Pursy moves in, becoming the most responsible member of an evolving dysfunctional family. The men's efforts to drive her away decline as they grow more fond of her. Bobby – slovenly and suffering from ailments he prefers to ignore – wants Pursy to improve herself. He introduces her to the novel The Heart Is a Lonely Hunter, and encourages her to go back to school and graduate. Lawson is attracted to her but hesitates to become involved. All three have memories of Lorraine, especially Pursy, who feels that her mother ignored her to pursue her singing career. When she finds a cache of letters her mother wrote to her but never mailed, Pursy learns more about how Lorraine felt about her, and the identity of her biological father.

==Production ==
According to the film credits, it was shot on location in New Orleans and Gretna, Louisiana.

== Soundtrack ==
The soundtrack includes "Someday" by Los Lobos, "Bone" by Thalia Zedek, "Lonesome Blues" by Lonnie Pitchford, "Different Stars" and "Lie in the Sound" by Trespassers William, "All I Ask is Your Love" by Helen Humes, "Rising Son" by Big Bill Morganfield, "Praying Ground Blues" by Lightnin' Hopkins, and "Blonde on Blonde" by Nada Surf. John Travolta performs on "Barbara Allen" and “I Really Don’t Want to Know". The title track, "A Love Song For Bobby Long," is by Grayson Capps, the son of Ronald Everett Capps. The senior Capps wrote the novel that was adapted for the film.

== Release ==
The film premiered at the Venice Film Festival in September 2004. In order to qualify for Academy Awards consideration, it opened on eight screens in New York City and Los Angeles on December 29, 2004, earning $28,243 on its opening weekend. It played in 24 theaters in the US at its widest release.

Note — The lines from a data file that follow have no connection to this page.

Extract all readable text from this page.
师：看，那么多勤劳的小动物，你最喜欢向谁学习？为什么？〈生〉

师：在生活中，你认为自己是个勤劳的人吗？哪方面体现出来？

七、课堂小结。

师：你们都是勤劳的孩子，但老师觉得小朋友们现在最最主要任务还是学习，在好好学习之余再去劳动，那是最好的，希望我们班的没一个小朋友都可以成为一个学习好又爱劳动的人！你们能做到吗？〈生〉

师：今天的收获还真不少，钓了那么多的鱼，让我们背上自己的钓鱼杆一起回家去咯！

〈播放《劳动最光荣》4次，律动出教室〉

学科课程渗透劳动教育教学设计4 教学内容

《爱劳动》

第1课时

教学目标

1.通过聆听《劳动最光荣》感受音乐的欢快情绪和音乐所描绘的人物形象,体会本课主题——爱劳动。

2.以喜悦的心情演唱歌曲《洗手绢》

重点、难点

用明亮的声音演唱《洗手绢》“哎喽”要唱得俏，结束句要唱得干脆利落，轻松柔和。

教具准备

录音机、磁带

It eventually grossed $164,308 domestically and $1,676,952 in foreign markets for a total worldwide box office of $1,841,260.

==Critical reception==
Stephen Holden of The New York Times wrote "[I]t dawdles along aimlessly for nearly two hours before coming up with a final revelation that is no surprise." He felt John Travolta was playing "a hammed-up, scenery-chewing variation of the brainy good ol' boy he played in Primary Colors," and thought Gabriel Macht's "understated performance" was "the deepest and subtlest of the three."

Roger Ebert of the Chicago Sun-Times wrote "What can be said is that the three actors inhabit this material with ease and gratitude: It is good to act on a simmer sometimes, instead of at a fast boil. It's unusual to find an American movie that takes its time. It's remarkable to listen to dialogue that assumes the audience is well-read. It is refreshing to hear the literate conversation. These are modest pleasures, but real enough."

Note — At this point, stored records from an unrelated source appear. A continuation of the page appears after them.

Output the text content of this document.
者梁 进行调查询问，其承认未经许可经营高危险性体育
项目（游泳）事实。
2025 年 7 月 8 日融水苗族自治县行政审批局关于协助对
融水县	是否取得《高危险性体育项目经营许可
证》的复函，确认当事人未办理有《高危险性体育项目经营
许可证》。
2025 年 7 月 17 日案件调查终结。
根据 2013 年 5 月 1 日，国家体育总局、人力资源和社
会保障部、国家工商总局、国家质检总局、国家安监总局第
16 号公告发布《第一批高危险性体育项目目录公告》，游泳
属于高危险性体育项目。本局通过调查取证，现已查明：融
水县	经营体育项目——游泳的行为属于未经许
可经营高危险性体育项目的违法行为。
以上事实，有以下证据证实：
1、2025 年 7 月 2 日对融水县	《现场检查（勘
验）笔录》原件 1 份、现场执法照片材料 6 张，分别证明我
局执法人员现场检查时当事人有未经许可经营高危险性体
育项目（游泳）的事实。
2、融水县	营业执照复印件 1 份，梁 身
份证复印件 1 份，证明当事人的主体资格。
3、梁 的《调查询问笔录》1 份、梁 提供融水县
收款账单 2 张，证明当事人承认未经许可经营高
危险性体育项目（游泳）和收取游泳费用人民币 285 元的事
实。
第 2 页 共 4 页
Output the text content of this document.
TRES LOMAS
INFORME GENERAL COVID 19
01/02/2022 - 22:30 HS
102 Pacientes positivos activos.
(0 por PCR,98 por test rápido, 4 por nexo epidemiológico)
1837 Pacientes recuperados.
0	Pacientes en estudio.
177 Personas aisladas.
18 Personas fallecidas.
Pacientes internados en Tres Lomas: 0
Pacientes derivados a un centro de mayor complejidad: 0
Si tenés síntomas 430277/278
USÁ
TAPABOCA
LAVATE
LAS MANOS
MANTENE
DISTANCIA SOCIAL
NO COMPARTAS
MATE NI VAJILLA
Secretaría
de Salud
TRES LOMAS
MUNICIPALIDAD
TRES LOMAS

Carina Chocano of the Los Angeles Times wrote that the film
is, deep-down, a redemptive makeover story drenched in alcohol, Southern literature, and the damp romanticism of the bohemian lush life in New Orleans. A lovely noble rot pervades the film in much the same way that it does the city, a longtime repository of lost-cause romanticism. If there's something a little bit moldy about the setup (drunken literary types, hope on the doorstep, healing from beyond the grave), the movie is no less charming or involving for it, and it's no less pleasant to succumb to its wayward allure and wastrel lyricism. Among other things, the characters ... really know how to turn a phrase, in itself a pleasure so rare it all but demands any flaws be forgiven.

Peter Travers of Rolling Stone rated the film two out of four stars, calling it "an elegant mess." He added "The actors labor to perform a rescue operation ... It's the stunning location photography of camera ace Elliot Davis that provides what the movie itself lacks: authenticity."

==Awards and nominations==

| Year | Award | Category | Nominee | Result |
| 2005 | 62nd Golden Globe Awards | Best Actress in a Motion Picture – Drama | Scarlett Johansson | Nominated |
| 9th Prism Awards | Best Performance in a Feature Film | Nominated |
| John Travolta | Nominated |

==DVD release==
The DVD was released in anamorphic widescreen format on April 19, 2005. It has audio tracks and subtitles in English, French, and Portuguese. Bonus features include commentary with screenwriter/director Shainee Gabel and cinematographer Elliot Davis, deleted scenes, and Behind the Scenes of A Love Song for Bobby Long with cast and crew interviews.